Para o presidente da Frulact, “a exportação é uma fase da internacionalização, tendo em conta que o mercado doméstico é pequeno e os mercados mais próximos estão maduros (europeu) e são altamente competitivos”. Na sua opinião falta criar em Portugal plataformas industriais e logísticas para facilitar estes processos. João Miranda defende que em Portugal fiquem as “operações de maior valor, com mais investigação e desenvolvimento”. Nos países de destino deve estar a operação industrial “numa lógica de produto de baixo custo para proteger a sua posição”, argumenta Miranda. A exportação tem de ser sempre o início, mas pode não ser “sustentável no tempo”, alerta.
Apoio estatal: o que falta?
O atual Governo já apresentou vários programas direcionados para as empresas e até António Costa rejeitou que o seu modelo económico era baseado na procura interna: “Nunca defendi um modelo de substituir exportações por procura interna”, afirmou o primeiro-ministro em novembro do ano passado. Entre o Capitalizar, o Interface, os fundos comunitários com o Portugal 2020 ou as linhas de crédito às startups e pequenas empresas, são vários os meios que os gestores podem aproveitar.
Mas muitas vezes falar em apoio estatal nem implica ajudas financeiras, diz Miranda. O presidente da Frulact sugere que “o Estado devia começar por acabar com o estigma de que as empresas que se instalam no exterior estão a deslocalizar a produção”. E dá o exemplo da Frulact: “Temos 140 pessoas em Portugal. Se não tivéssemos unidades fabris fora, eventualmente teria apenas metade, porque quando abro uma estrutura fora do país temos que reforçar e melhorar a estrutura base”.
O Estado devia começar por acabar com o estigma de que as empresas que se instalam no exterior estão a deslocalizar a produção.
Outro aspeto invocado pelo presidente da Frulact tem a ver com a mobilidade das pessoas. “Se eu quiser abrir uma empresa na Costa do Marfim, gostava de poder ter durante dois anos quadros desse país a trabalharem cá”, exemplifica, referindo que essa situação “em termos burocráticos não é fácil”. “Devia haver um estatuto de uma empresa que inicia um processo de internacionalização“, sugere.
Também a questão da assunção do risco é referida pelo empresário. “Devia haver uma mobilidade de capitais de risco para acompanharem as empresas portuguesas.
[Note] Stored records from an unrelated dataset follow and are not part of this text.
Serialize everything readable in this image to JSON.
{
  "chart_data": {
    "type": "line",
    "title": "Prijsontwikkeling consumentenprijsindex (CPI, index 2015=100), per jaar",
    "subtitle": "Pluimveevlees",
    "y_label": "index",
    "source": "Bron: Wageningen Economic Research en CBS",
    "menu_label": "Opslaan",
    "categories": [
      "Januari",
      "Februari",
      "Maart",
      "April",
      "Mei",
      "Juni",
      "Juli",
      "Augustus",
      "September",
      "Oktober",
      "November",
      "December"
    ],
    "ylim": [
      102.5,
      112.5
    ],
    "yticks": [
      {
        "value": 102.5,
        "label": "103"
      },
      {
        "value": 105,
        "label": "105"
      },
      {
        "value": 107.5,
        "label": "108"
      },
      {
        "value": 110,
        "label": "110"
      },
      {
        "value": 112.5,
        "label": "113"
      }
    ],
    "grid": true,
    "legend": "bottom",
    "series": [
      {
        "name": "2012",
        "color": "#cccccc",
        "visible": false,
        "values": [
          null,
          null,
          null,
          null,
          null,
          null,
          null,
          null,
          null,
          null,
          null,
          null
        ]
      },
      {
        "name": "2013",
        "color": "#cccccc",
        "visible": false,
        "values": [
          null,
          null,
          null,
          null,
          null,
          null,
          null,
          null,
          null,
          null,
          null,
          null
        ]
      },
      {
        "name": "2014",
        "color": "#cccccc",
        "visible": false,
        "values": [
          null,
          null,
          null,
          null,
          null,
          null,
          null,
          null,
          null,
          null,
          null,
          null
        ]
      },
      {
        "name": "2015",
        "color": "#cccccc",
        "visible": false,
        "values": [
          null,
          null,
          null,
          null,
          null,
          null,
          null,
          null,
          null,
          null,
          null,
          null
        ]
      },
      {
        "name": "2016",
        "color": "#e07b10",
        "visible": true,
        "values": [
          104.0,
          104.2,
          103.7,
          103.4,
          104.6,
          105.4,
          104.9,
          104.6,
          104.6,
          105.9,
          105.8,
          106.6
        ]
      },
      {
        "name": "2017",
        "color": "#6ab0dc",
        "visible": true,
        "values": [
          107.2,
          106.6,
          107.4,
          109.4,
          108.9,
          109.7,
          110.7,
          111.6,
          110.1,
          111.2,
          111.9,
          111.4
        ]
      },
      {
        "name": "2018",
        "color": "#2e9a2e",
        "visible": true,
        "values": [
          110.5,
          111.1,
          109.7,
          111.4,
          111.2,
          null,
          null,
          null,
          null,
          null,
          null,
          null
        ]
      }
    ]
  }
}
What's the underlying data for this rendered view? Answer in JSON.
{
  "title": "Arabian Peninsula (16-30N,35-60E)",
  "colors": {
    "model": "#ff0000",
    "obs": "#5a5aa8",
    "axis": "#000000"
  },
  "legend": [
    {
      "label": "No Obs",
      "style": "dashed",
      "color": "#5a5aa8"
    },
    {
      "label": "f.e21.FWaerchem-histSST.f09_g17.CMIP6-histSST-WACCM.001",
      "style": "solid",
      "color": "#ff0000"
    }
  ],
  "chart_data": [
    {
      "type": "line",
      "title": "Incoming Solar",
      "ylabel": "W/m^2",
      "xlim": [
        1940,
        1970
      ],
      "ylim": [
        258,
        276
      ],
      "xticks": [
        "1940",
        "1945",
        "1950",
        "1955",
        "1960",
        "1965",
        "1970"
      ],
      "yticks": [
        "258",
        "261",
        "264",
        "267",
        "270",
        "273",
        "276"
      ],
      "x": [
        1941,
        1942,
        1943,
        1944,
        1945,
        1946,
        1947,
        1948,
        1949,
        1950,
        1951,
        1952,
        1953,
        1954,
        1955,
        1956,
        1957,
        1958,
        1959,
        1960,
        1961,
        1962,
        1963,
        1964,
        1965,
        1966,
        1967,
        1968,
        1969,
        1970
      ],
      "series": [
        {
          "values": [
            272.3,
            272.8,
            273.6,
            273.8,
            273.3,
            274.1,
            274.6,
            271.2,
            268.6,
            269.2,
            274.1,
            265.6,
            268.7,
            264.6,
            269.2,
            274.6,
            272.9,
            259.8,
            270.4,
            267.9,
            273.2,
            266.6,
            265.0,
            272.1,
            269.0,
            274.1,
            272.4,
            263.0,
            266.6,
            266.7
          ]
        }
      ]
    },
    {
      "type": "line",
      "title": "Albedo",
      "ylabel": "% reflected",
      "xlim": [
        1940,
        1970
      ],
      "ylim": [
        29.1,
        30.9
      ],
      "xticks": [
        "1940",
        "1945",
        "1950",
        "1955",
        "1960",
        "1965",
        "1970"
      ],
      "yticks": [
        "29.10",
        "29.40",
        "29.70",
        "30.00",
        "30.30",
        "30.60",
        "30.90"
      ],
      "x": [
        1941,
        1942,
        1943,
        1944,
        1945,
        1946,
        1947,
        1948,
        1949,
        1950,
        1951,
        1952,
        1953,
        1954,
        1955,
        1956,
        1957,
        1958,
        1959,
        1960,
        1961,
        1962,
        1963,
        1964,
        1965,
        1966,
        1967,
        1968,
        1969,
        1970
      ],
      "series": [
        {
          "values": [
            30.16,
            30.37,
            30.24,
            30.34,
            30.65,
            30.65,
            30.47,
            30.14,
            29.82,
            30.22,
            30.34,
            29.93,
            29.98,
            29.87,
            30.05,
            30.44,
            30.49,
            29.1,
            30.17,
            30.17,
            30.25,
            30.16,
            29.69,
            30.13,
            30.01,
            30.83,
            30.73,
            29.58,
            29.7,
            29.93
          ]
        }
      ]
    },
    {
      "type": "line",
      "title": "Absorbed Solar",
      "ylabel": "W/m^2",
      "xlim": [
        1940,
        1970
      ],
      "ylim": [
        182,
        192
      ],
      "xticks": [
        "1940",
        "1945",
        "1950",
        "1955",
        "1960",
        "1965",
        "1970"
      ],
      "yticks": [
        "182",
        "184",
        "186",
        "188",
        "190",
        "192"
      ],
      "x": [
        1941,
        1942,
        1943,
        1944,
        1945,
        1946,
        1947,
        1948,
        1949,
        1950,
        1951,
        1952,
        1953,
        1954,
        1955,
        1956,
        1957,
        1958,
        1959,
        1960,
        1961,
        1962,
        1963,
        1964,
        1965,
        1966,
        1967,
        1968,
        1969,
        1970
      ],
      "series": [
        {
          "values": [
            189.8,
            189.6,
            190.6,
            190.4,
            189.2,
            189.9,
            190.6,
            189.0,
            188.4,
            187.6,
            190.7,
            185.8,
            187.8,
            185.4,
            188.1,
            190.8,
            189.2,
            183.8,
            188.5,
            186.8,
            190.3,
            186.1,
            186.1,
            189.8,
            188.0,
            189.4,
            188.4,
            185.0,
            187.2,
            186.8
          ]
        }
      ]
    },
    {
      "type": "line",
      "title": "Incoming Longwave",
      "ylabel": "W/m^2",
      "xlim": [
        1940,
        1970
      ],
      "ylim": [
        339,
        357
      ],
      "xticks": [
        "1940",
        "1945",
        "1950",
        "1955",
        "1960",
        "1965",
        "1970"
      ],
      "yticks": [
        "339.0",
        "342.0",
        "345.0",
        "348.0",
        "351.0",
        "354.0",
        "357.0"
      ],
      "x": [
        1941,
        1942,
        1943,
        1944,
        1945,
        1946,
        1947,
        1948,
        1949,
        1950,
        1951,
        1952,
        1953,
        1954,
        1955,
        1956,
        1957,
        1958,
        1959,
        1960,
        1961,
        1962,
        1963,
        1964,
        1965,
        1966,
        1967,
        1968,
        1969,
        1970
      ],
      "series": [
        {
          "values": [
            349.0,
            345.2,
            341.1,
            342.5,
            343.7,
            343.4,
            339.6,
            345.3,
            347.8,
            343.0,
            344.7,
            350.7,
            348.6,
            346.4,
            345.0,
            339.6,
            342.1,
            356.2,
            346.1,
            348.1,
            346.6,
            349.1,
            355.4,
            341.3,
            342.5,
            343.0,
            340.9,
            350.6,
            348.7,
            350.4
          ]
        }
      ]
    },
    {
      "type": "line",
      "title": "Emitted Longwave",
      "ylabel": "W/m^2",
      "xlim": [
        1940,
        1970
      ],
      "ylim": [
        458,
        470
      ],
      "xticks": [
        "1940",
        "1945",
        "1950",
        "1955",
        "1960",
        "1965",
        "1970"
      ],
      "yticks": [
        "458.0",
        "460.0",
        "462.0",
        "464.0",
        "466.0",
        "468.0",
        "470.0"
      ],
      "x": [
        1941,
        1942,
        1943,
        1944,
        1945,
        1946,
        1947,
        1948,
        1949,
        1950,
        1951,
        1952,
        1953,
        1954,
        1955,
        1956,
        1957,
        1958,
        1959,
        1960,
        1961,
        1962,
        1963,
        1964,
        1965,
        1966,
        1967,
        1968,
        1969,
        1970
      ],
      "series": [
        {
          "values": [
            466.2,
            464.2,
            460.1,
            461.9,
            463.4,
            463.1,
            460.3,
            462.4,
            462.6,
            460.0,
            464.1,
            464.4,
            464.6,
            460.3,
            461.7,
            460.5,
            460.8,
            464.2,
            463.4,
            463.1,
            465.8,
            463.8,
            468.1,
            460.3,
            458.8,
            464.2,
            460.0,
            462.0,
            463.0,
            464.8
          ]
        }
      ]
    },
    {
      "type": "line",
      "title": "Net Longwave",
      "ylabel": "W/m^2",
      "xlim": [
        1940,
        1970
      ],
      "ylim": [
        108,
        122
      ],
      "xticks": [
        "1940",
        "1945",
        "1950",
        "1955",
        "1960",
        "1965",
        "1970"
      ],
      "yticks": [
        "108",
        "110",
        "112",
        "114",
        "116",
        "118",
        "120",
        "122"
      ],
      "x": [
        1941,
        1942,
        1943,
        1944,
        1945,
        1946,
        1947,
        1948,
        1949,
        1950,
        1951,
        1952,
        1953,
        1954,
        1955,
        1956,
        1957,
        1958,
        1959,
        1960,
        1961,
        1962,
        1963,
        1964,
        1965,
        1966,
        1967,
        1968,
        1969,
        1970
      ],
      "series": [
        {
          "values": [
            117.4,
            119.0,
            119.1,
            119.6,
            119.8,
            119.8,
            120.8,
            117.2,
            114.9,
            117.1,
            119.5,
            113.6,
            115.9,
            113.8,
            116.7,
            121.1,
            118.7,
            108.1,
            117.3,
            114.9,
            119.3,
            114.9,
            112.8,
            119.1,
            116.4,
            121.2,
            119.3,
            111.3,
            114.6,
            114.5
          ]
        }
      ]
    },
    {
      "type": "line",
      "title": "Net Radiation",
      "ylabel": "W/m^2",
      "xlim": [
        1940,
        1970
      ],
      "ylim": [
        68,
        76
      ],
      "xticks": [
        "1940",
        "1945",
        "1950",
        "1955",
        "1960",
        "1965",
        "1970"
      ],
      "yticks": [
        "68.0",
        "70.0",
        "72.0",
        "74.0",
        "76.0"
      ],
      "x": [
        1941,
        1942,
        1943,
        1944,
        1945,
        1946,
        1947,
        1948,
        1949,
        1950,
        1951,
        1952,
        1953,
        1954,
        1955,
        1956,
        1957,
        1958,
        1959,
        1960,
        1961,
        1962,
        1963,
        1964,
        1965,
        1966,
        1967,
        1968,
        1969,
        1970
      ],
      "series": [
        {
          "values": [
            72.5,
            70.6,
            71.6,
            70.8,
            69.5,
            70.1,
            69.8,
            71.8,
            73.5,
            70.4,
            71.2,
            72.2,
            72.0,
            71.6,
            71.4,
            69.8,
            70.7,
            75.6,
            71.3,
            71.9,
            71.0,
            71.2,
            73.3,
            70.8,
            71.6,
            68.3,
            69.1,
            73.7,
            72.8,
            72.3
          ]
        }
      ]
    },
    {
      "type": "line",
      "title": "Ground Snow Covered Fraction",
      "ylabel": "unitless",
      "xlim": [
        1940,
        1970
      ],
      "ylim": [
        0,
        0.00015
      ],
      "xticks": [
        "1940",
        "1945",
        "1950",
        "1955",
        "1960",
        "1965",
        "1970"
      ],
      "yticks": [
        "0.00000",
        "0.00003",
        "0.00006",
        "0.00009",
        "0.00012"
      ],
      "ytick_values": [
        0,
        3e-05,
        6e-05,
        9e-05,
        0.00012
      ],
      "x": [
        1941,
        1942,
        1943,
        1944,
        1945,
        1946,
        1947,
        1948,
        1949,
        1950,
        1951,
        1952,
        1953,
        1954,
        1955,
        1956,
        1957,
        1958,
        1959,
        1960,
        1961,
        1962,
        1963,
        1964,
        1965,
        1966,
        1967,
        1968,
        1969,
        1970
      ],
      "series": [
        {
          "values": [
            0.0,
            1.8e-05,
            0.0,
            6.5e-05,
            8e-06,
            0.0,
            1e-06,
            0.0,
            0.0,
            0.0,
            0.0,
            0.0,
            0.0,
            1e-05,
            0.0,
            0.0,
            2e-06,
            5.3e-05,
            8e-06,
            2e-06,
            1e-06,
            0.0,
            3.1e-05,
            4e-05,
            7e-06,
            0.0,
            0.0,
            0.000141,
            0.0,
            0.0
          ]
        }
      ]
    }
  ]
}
Era bom ter o suporte da banca até porque existe, sobretudo na primeira iniciativa de internacionalização, uma probabilidade de falha elevada”. João Miranda defende ainda que o Estado e a AICEP devem ter mais cuidado “na promoção do investimento externo”. “Há mercados de elevado risco que o Estado não devia incentivar, havendo alguns em que não é possível sequer repatriar capital”, alerta o presidente da Frulact.